Mangels Reaktion der Beklagten hierauf haben die Kläger
im Juli 2022 Klage auf künftige Räumung gegen die Beklagten erhoben und dabei
auch die Freistellung von vorgerichtlichen Anwaltskosten verlangt. Anfang
August 2022 führten die Beklagten Gespräche mit der Nachmieterin und einigten
sich mit dieser über die Übernahme von Mobiliar. Dies teilten sie dem Kläger zu
2 am 11. August 2022 mit und schlugen die letzte Septemberwoche für die
Rückgabe der Räumlichkeiten vor. Nach Anordnung des schriftlichen Vorverfahrens
und Zustellung der Klage nebst Eingangsverfügung am 12. August 2022 haben die
Beklagten die geltend gemachten Ansprüche am 24. August 2022 unter Protest
gegen die Kostenlast anerkannt. Sie haben dabei geltend gemacht, den Klägern
keinen Anlass zur Klageerhebung gegeben zu haben, und angekündigt, die
Mieträume pünktlich zum Vertragsende geräumt herauszugeben."
Leitsatz des Gerichts
Der auf künftige Räumung verklagte Mieter von
Gewerberäumen ist zur Vermeidung der Kostenfolge des § 91 Abs. 1 Satz 1 ZPO
nicht gehalten, sich auf eine Aufforderung des Vermieters zu seiner
Bereitschaft zu erklären, die Mieträume bei Vertragsende an den Vermieter
herauszugeben. Allein durch sein Schweigen auf eine solche Aufforderung des
Vermieters gibt er noch keine Veranlassung zur Klageerhebung im Sinne von § 93 ZPO.
Entscheidungsgründe
"Abweichend von der allgemeinen Kostenregelung in § 91 Abs. 1 Satz 1 ZPO, wonach die unterlegene Partei die Kosten des Rechtsstreits
zu tragen hat, trifft den erfolgreichen Kläger gemäß § 93 ZPO die Kostenlast,
wenn der Beklagte den klageweise geltend gemachten Anspruch sofort anerkennt
und er durch sein Verhalten keine Veranlassung zur Klage gegeben hat.
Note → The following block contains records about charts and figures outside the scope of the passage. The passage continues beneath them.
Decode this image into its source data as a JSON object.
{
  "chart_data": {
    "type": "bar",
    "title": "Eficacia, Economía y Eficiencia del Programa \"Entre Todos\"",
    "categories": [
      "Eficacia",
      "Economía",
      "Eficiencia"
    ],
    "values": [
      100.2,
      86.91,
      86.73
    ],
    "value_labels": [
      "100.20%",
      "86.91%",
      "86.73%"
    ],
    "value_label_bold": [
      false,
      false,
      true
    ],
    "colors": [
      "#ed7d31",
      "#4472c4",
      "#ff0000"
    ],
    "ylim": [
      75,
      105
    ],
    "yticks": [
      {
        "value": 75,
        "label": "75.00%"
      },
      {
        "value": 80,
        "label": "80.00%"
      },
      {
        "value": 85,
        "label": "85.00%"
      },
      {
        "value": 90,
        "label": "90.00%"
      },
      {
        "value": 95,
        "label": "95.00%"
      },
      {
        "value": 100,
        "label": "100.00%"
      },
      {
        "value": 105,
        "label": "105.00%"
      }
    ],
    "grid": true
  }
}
Ob diese
Voraussetzungen im Einzelfall vorliegen, ist eine Frage tatrichterlicher
Würdigung, die im Rechtsbeschwerdeverfahren nur eingeschränkter Überprüfung
unterliegt (BGH Beschluss vom 21. März 2019 - IX ZB 54/18 - NJW 2019, 1525 Rn.
5 mwN).
Veranlassung zur Klageerhebung im Sinne von § 93 ZPO gibt
der Beklagte dann, wenn sein Verhalten vor dem Prozess aus Sicht des Klägers
bei vernünftiger Betrachtung hinreichenden Anlass für die Annahme bietet, er
werde ohne Inanspruchnahme der Gerichte nicht zu seinem Recht kommen. Diese
Beurteilung bedarf einer Berücksichtigung aller Umstände des Einzelfalls und
ist allgemeiner Beurteilung nicht zugänglich (st. Rspr.; vgl. BGH Beschluss vom
20. September 2022 - XI ZB 4/22 - WM 2022, 2147 Rn. 27 mwN)."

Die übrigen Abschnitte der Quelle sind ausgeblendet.